Reducing Binary Size by Moving Evaluations Out of the Binary**
With a good knowledge of compiler optimisations and requirements of the programming language, it is possible to move evaluations out of the binary. Some of the expressions can be evaluated at compile time, while some others can be delayed until runtime. Both approaches help reduce the binary size. Following are motivating examples:
Early evaluation: Using language features like constexpr
, static_assert
of C++ some of the expressions can be evaluated early for example:
constexpr auto gcd(int a, int b){
while (b != 0){
auto t= b;
b= a %b;
a= t;
}
return a;
}
int main(){
int a= 11;
int b= 121;
int j= gcd(a,b);
constexpr int i= gcd(10,12); // saves ‘2’ in the final assembly.
return i + j;
}
Compiling the above program with g++ -std=c++17 -fno-exceptions -S
:
main:
mov edx, 121
mov eax, 11
.L2: # inlined call to gcd(a, b)
mov ecx, edx
cdq
idiv ecx
mov eax, ecx
test edx, edx
jne .L2
add eax, 2 # Precomputed value of gcd(10,12)
ret
We can see in the assembly that the second gcd
has been evaluated at the compile time, but the first call to gcd
has the entire code in it. This is because the second call to the gcd
function is a constexpr
. You can learn more about constexpr
expressions on the constexpr specifier web page.

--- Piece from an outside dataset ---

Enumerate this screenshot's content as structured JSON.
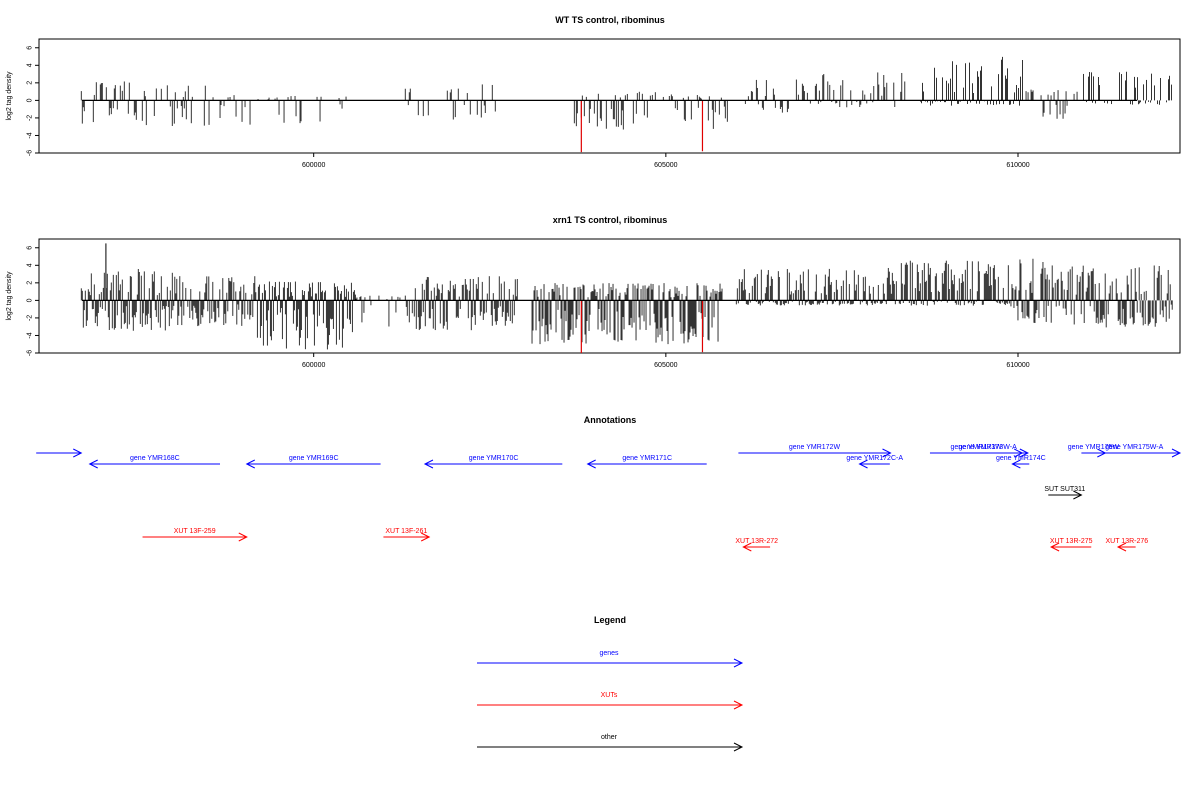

Simple Tricks to Find Dead Code in Binary
In any large project, there is likely dead code because of various reasons. Some of the dead code can be removed with simple tricks; for example:
- Finding testing and debugging code shipped in production. It is non-trivial to find testing/debugging code by grepping the source code; however, searching in the binary provides a high signal/noise ratio.
nm
can be used to search symbol names in a binary.
nm <Binary> | grep -i "test\|debug"
- Finding strings in the binary using the
strings
tool. As explained before, strings will print all the C-strings hardcoded in the binary. By looking at the strings we can investigate why a particular string ends up in the final binary.